Increased Correlations and Additional Portfolio Improvements

Correlations among markets have indeed increased, especially in the short term. However, the benefits of international diversification for long-term investors remain. Research suggests that correlations among large-cap growth stocks across countries have risen more significantly than correlations among small-cap value stocks. This finding implies that international and small-cap value stocks can provide additional portfolio improvements beyond what global market indexes offer.

Inefficiency of Domestic Stocks with International Revenue Exposure

Some attempt international diversification by owning domestic stocks with international revenue exposure. The reasoning behind this is that these companies have exposure to global markets. However, empirical evidence negates this claim. Stocks of national firms tend to move closely with their respective nationwide market indexes, making them poor tools for diversification.


On the other hand, adding international equities to a domestic index has improved portfolio efficiency substantially. Furthermore, diversification across countries within an industry has proven more effective for risk reduction than industry diversification within a single country. This finding stresses the significance of country diversification and the limitations of relying solely on domestic firms with international revenue exposure.

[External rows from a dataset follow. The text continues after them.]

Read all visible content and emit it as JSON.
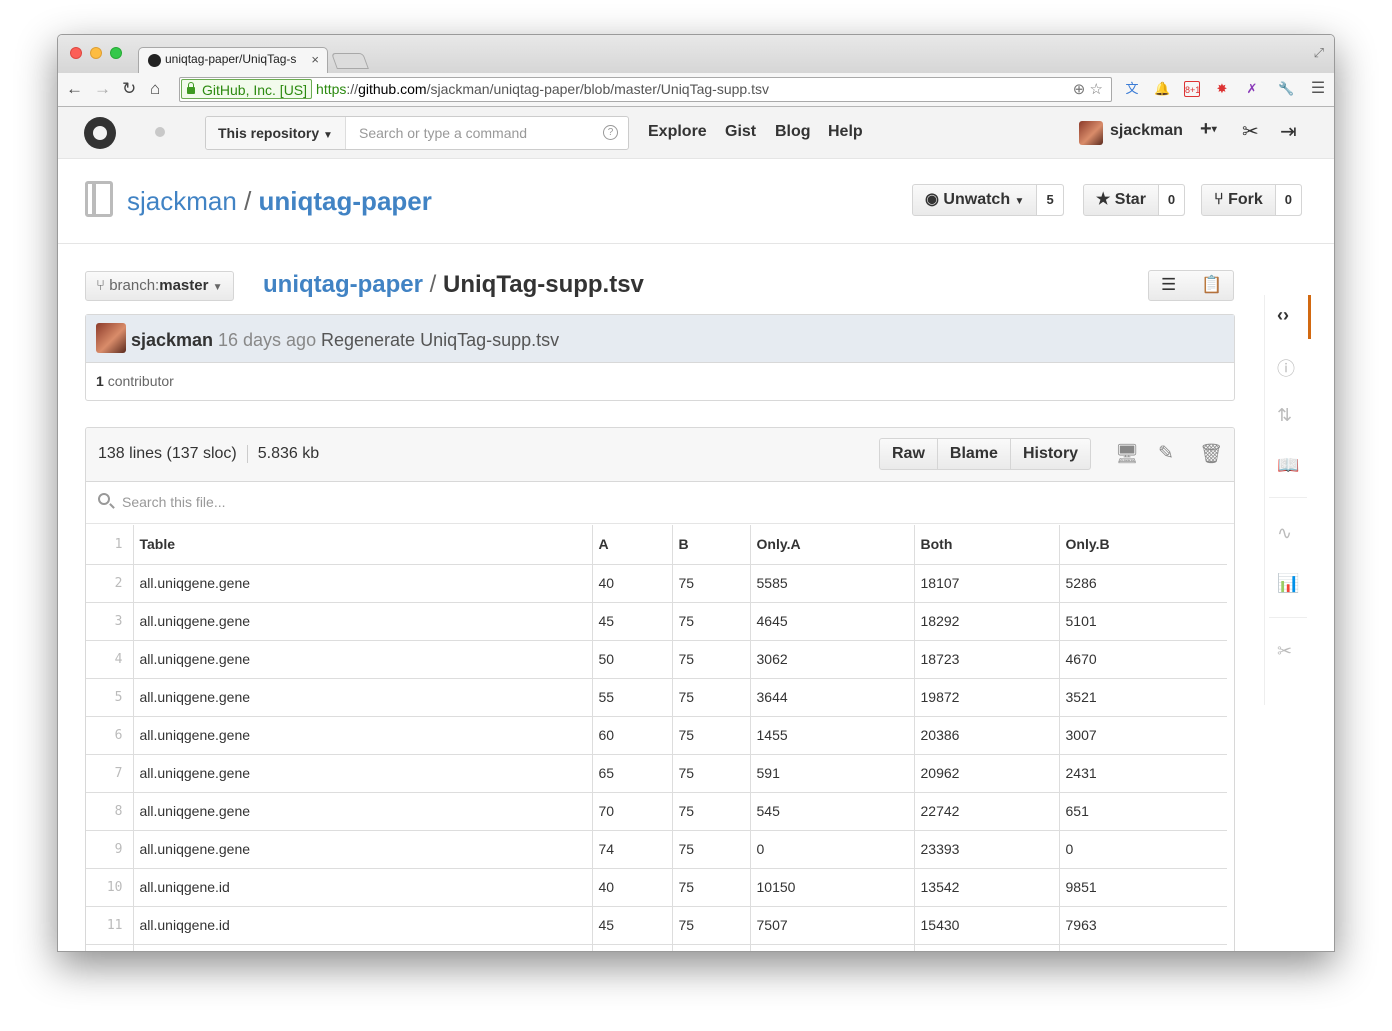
{
  "browser": {
    "tab_title": "uniqtag-paper/UniqTag-s",
    "tab_close": "×",
    "ev_label": "GitHub, Inc. [US]",
    "url_scheme": "https",
    "url_sep": "://",
    "url_host": "github.com",
    "url_path": "/sjackman/uniqtag-paper/blob/master/UniqTag-supp.tsv"
  },
  "header": {
    "scope_label": "This repository",
    "search_placeholder": "Search or type a command",
    "help": "?",
    "nav": [
      "Explore",
      "Gist",
      "Blog",
      "Help"
    ],
    "username": "sjackman",
    "plus": "+"
  },
  "repo": {
    "owner": "sjackman",
    "separator": "/",
    "name": "uniqtag-paper",
    "watch_label": "Unwatch",
    "watch_count": "5",
    "star_label": "Star",
    "star_count": "0",
    "fork_label": "Fork",
    "fork_count": "0"
  },
  "file_nav": {
    "branch_prefix": "branch:",
    "branch_name": "master",
    "crumb_repo": "uniqtag-paper",
    "crumb_sep": "/",
    "crumb_file": "UniqTag-supp.tsv"
  },
  "commit": {
    "author": "sjackman",
    "age": "16 days ago",
    "message": "Regenerate UniqTag-supp.tsv",
    "contributors_count": "1",
    "contributors_label": "contributor"
  },
  "file": {
    "lines": "138 lines (137 sloc)",
    "size": "5.836 kb",
    "actions": [
      "Raw",
      "Blame",
      "History"
    ],
    "search_placeholder": "Search this file..."
  },
  "table": {
    "header_line": "1",
    "columns": [
      "Table",
      "A",
      "B",
      "Only.A",
      "Both",
      "Only.B"
    ],
    "rows": [
      {
        "line": "2",
        "cells": [
          "all.uniqgene.gene",
          "40",
          "75",
          "5585",
          "18107",
          "5286"
        ]
      },
      {
        "line": "3",
        "cells": [
          "all.uniqgene.gene",
          "45",
          "75",
          "4645",
          "18292",
          "5101"
        ]
      },
      {
        "line": "4",
        "cells": [
          "all.uniqgene.gene",
          "50",
          "75",
          "3062",
          "18723",
          "4670"
        ]
      },
      {
        "line": "5",
        "cells": [
          "all.uniqgene.gene",
          "55",
          "75",
          "3644",
          "19872",
          "3521"
        ]
      },
      {
        "line": "6",
        "cells": [
          "all.uniqgene.gene",
          "60",
          "75",
          "1455",
          "20386",
          "3007"
        ]
      },
      {
        "line": "7",
        "cells": [
          "all.uniqgene.gene",
          "65",
          "75",
          "591",
          "20962",
          "2431"
        ]
      },
      {
        "line": "8",
        "cells": [
          "all.uniqgene.gene",
          "70",
          "75",
          "545",
          "22742",
          "651"
        ]
      },
      {
        "line": "9",
        "cells": [
          "all.uniqgene.gene",
          "74",
          "75",
          "0",
          "23393",
          "0"
        ]
      },
      {
        "line": "10",
        "cells": [
          "all.uniqgene.id",
          "40",
          "75",
          "10150",
          "13542",
          "9851"
        ]
      },
      {
        "line": "11",
        "cells": [
          "all.uniqgene.id",
          "45",
          "75",
          "7507",
          "15430",
          "7963"
        ]
      },
      {
        "line": "",
        "cells": [
          "",
          "",
          "",
          "",
          "",
          ""
        ]
      }
    ]
  },
  "colors": {
    "link": "#4183c4",
    "accent_bar": "#d26911",
    "commit_bg": "#e6ebf1"
  }
}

Long-Term Perspective on Risk and Returns

When constructing a portfolio, Mulland Fraser Tokyo Japan insists on considering risk and returns over the long term. While short-term correlations may fluctuate and increase, long-term investors can still benefit from international diversification.


Research has demonstrated that the main driver of rising correlations is financial vision. In contrast, the correlation of discount rate shocks resulting from changes in interest rates does not reduce the benefits of global diversification for long-term investors.

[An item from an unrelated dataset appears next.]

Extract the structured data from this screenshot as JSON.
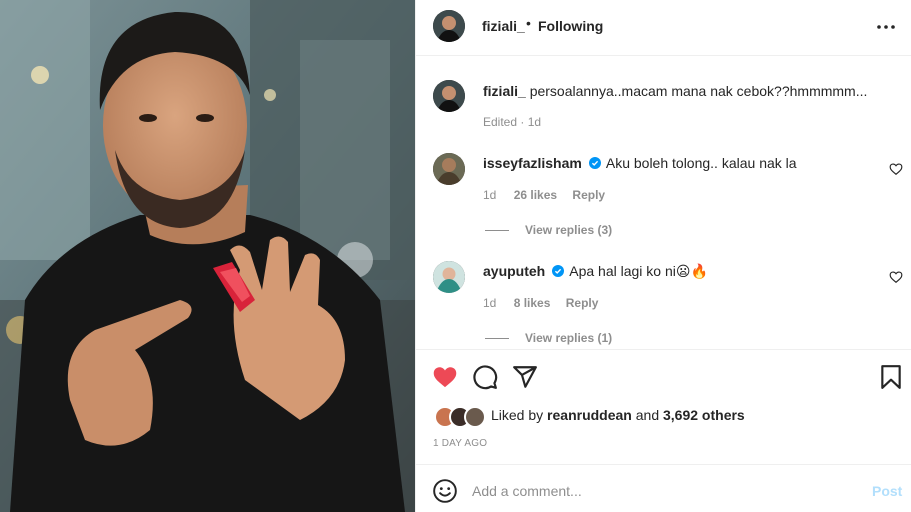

Protection Against Poor Country Returns

International diversification protects investors against holding concentrated positions in countries that may experience poor long-term returns. Predicting which countries will be the top performers in the future is nearly impossible, making broad global diversification the most sensible approach for most investors.


An extensive analysis of various developed markets from 1890 to 2019 yielded compelling findings. The study revealed that a representative investor, who strategically incorporated international stocks into their portfolio, experienced a notably reduced likelihood of suffering a loss in purchasing power compared to those solely invested in domestic stocks. This advantage extended over an extended time horizon of thirty years, signifying the enduring benefits of international diversification.

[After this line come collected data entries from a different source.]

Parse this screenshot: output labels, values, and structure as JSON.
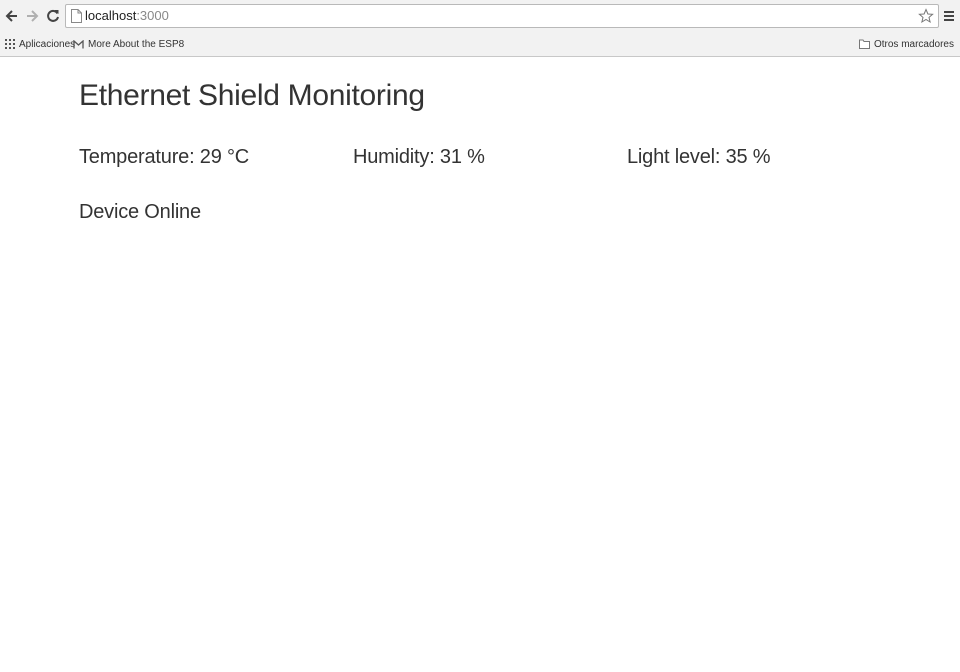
{
  "browser": {
    "url_host": "localhost",
    "url_port": ":3000",
    "bookmarks": {
      "apps": "Aplicaciones",
      "more": "More About the ESP8",
      "other": "Otros marcadores"
    },
    "icons": {
      "back": "back-arrow-icon",
      "forward": "forward-arrow-icon",
      "reload": "reload-icon",
      "page": "page-icon",
      "star": "star-icon",
      "menu": "hamburger-menu-icon",
      "apps": "apps-grid-icon",
      "gmail": "gmail-icon",
      "folder": "folder-icon"
    }
  },
  "page": {
    "title": "Ethernet Shield Monitoring",
    "temperature": "Temperature: 29 °C",
    "humidity": "Humidity: 31 %",
    "light": "Light level: 35 %",
    "status": "Device Online"
  }
}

The comprehensive research demonstrated the potential of international stocks to safeguard against wealth erosion and inflation, presenting a compelling case for investors to consider incorporating global market opportunities into their long-term investment strategies.

The Bottom Line

In conclusion, international diversification is a vital component of sensible portfolio construction. While the US stock market has demonstrated impressive performance over the years, there may be better strategies than relying solely on it for investment. Theoretically and empirically, investors must recognize the benefits of international diversification. It provides the potential for increased returns, reduced risk, resilience during US market downturns, and protection against poor domestic returns.


Investors should not be swayed solely by past performance or the recent success of a particular market. Current market prices reflect past success and high expectations, making future returns less likely to mirror the past. Therefore, broad global diversification across countries is the most prudent approach for long-term investors seeking to create and preserve wealth.


Mulland Fraser Tokyo Japan encourages investors to embrace international diversification and consider the broader opportunities available in global markets. By doing so, investors can access the potential benefits of a truly diversified portfolio and enhance their long-term investment outcomes.